Bezweifeln auch Sie, dass viele Menschen bei „wackeligen“ Wörtern einen festen Standpunkt haben? Bitten Sie einen Freund, Ihnen die Begriffe „Freund“ oder „Terrorist“ ausführlich zu erklären oder den Geschmack einer Banane zu beschreiben. Diese Übung kann Ihnen die Augen öffnen. Die Beschreibung unterscheidet sich garantiert, vielleicht sogar signifikant von Ihrer eigenen Definition. Wir denken gern, andere sähen die Dinge genauso, wie wir sie wahrnehmen, doch das ist praktisch nie der Fall. Über die Menschen lässt sich nur das Eine mit Gewissheit sagen:

Jede und jeder ist anders. Unsere Sicht der Welt ist völlig einzigartig, niemand sieht sie so wie wir. Wir sind relative Wesen – zumindest leben wir so. Wir leben, als gäbe es keine Grundlage, keinen gemeinsamen Bezugspunkt, der für alle Menschen gilt. Wir ähneln Stäubchen, die ziellos in einem schwach beleuchteten Raum umherschweben.

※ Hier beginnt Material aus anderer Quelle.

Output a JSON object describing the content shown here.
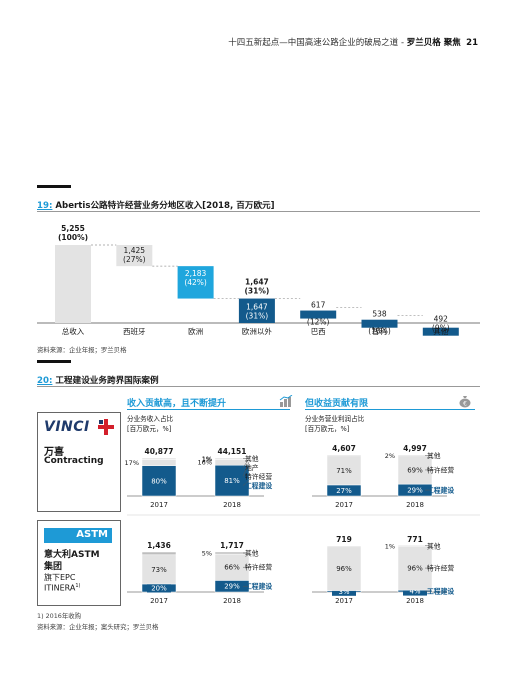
{
  "header": {
    "text": "十四五新起点—中国高速公路企业的破局之道 - ",
    "brand": "罗兰贝格 聚焦",
    "page": "21"
  },
  "fig19": {
    "number": "19:",
    "title": "Abertis公路特许经营业务分地区收入[2018, 百万欧元]",
    "source": "资料来源：企业年报；罗兰贝格"
  },
  "fig20": {
    "number": "20:",
    "title": "工程建设业务跨界国际案例",
    "left_heading": "收入贡献高，且不断提升",
    "right_heading": "但收益贡献有限",
    "left_axis_title_1": "分业务收入占比",
    "left_axis_title_2": "[百万欧元，%]",
    "right_axis_title_1": "分业务营业利润占比",
    "right_axis_title_2": "[百万欧元，%]",
    "vinci_logo": "VINCI",
    "vinci_name_1": "万喜",
    "vinci_name_2": "Contracting",
    "astm_logo": "ASTM",
    "astm_name_1": "意大利ASTM",
    "astm_name_2": "集团",
    "astm_name_3": "旗下EPC",
    "astm_name_4": "ITINERA",
    "astm_sup": "1)",
    "footnote": "1) 2016年收购",
    "source": "资料来源：企业年报；案头研究；罗兰贝格"
  },
  "colors": {
    "accent": "#1e9ad6",
    "dark_blue": "#135a8c",
    "grey": "#e3e3e3",
    "teal": "#1fa6dd"
  },
  "chart_data": [
    {
      "type": "bar",
      "subtype": "waterfall",
      "title": "Abertis公路特许经营业务分地区收入[2018, 百万欧元]",
      "categories": [
        "总收入",
        "西班牙",
        "欧洲",
        "欧洲以外",
        "巴西",
        "智利",
        "其他"
      ],
      "values": [
        5255,
        1425,
        2183,
        1647,
        617,
        538,
        492
      ],
      "value_labels": [
        "5,255",
        "1,425",
        "2,183",
        "1,647",
        "617",
        "538",
        "492"
      ],
      "pct_labels": [
        "(100%)",
        "(27%)",
        "(42%)",
        "(31%)",
        "(12%)",
        "(10%)",
        "(9%)"
      ],
      "subtotal_labels": {
        "value": "1,647",
        "pct": "(31%)"
      }
    },
    {
      "type": "bar",
      "subtype": "stacked-100",
      "company": "万喜 Contracting",
      "title": "分业务收入占比",
      "categories": [
        "2017",
        "2018"
      ],
      "totals": [
        "40,877",
        "44,151"
      ],
      "series": [
        {
          "name": "工程建设",
          "values": [
            80,
            81
          ],
          "labels": [
            "80%",
            "81%"
          ]
        },
        {
          "name": "特许经营",
          "values": [
            17,
            16
          ],
          "labels": [
            "17%",
            "16%"
          ]
        },
        {
          "name": "地产",
          "values": [
            1,
            1
          ],
          "labels": [
            "",
            "1%"
          ]
        },
        {
          "name": "其他",
          "values": [
            1,
            1
          ],
          "labels": [
            "",
            "1%"
          ]
        }
      ]
    },
    {
      "type": "bar",
      "subtype": "stacked-100",
      "company": "万喜 Contracting",
      "title": "分业务营业利润占比",
      "categories": [
        "2017",
        "2018"
      ],
      "totals": [
        "4,607",
        "4,997"
      ],
      "series": [
        {
          "name": "工程建设",
          "values": [
            27,
            29
          ],
          "labels": [
            "27%",
            "29%"
          ]
        },
        {
          "name": "特许经营",
          "values": [
            71,
            69
          ],
          "labels": [
            "71%",
            "69%"
          ]
        },
        {
          "name": "其他",
          "values": [
            2,
            2
          ],
          "labels": [
            "",
            "2%"
          ]
        }
      ]
    },
    {
      "type": "bar",
      "subtype": "stacked-100",
      "company": "意大利ASTM集团 旗下EPC ITINERA",
      "title": "分业务收入占比",
      "categories": [
        "2017",
        "2018"
      ],
      "totals": [
        "1,436",
        "1,717"
      ],
      "series": [
        {
          "name": "工程建设",
          "values": [
            20,
            29
          ],
          "labels": [
            "20%",
            "29%"
          ]
        },
        {
          "name": "特许经营",
          "values": [
            73,
            66
          ],
          "labels": [
            "73%",
            "66%"
          ]
        },
        {
          "name": "其他",
          "values": [
            7,
            5
          ],
          "labels": [
            "",
            "5%"
          ]
        }
      ]
    },
    {
      "type": "bar",
      "subtype": "stacked-100",
      "company": "意大利ASTM集团 旗下EPC ITINERA",
      "title": "分业务营业利润占比",
      "categories": [
        "2017",
        "2018"
      ],
      "totals": [
        "719",
        "771"
      ],
      "series": [
        {
          "name": "工程建设",
          "values": [
            3,
            4
          ],
          "labels": [
            "3%",
            "4%"
          ]
        },
        {
          "name": "特许经营",
          "values": [
            96,
            96
          ],
          "labels": [
            "96%",
            "96%"
          ]
        },
        {
          "name": "其他",
          "values": [
            1,
            1
          ],
          "labels": [
            "",
            "1%"
          ]
        }
      ]
    }
  ]
}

Falls es einen universellen Bezugspunkt gäbe, welcher wäre das Ihrer Vermutung nach? Wäre er im äußeren Raum oder im inneren Raum, innerhalb des Geistes oder außerhalb davon? Nun, zufällig gibt es diesen einzigen Bezugspunkt, den die ganze Menschheit teilt. Nicht nur die Menschen teilen ihn, sondern alles Leben, die ganze Schöpfung. Es ist der Stoff der Weisen. Es ist das Selbst. (Anmerkung: Die Begriffe Selbst, „ICH“ [engl.: „I“] und „ICH BIN“ [engl.: „I Am“] sind in ihrer Bedeutung austauschbar und ermöglichen uns, dieses einzigartige Konzept des Selbst aus verschiedenen erhellenden Blickwinkeln zu betrachten.)

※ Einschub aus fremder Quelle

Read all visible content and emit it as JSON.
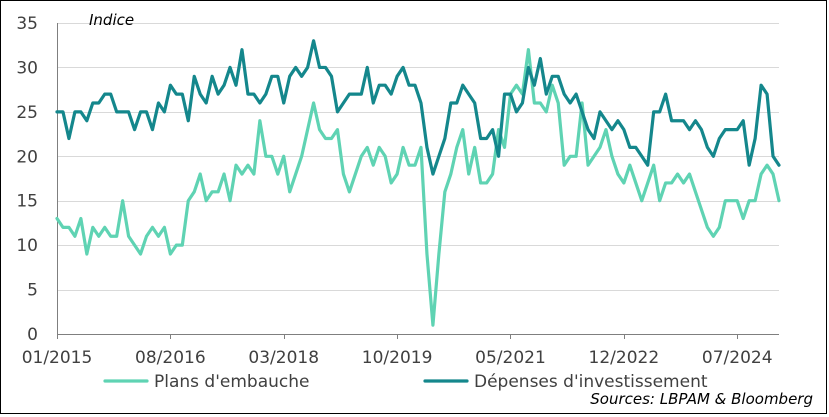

Unsere grundlegende Natur, das Selbst, ist die erste Schöpfung der reinen Bewusstheit. Reine Bewusstheit ist unmöglich mit unseren Sinnen zu erfahren. Wir können sie nicht sehen, schmecken oder riechen. Die Quantenphysik bezeichnet die reine Bewusstheit als implizite Ordnung; es ist die Nicht-Form, aus der Energie und Form erschaffen sind. Der Verstand kann über dieses reine Gewahrsein nachdenken, doch wir sind hilflos, wenn es darum geht, es zu denken. Das sind Denkprozesse und reine Bewusstheit entzieht sich den suchenden Fingern des Verstandes. Reine Bewusstheit hat keine Form, nichts, was diese mentalen Finger greifen könnten.

Alle Gedanken und alle Dinge kommen aus dem reinen Gewahrsein und doch ist dieses substanzlos, hat nichts, was die Sinne wahrnehmen oder der Verstand erfassen könnten. – Wird es Ihnen jetzt etwas zu abstrakt? Bleiben Sie da. Diese Zeit wird sich für Sie lohnen. Ihrem Verstand fällt es nur gerade schwer, etwas zu untersuchen, was sich nicht untersuchen lässt. Aber es lässt sich erfahren. Oder genauer gesagt: Das bewusste Wahrnehmen der reinen Bewusstheit erfährt Ihr Verstand als nichts, als völliges Fehlen einer Erfahrung. Und genau das steht an.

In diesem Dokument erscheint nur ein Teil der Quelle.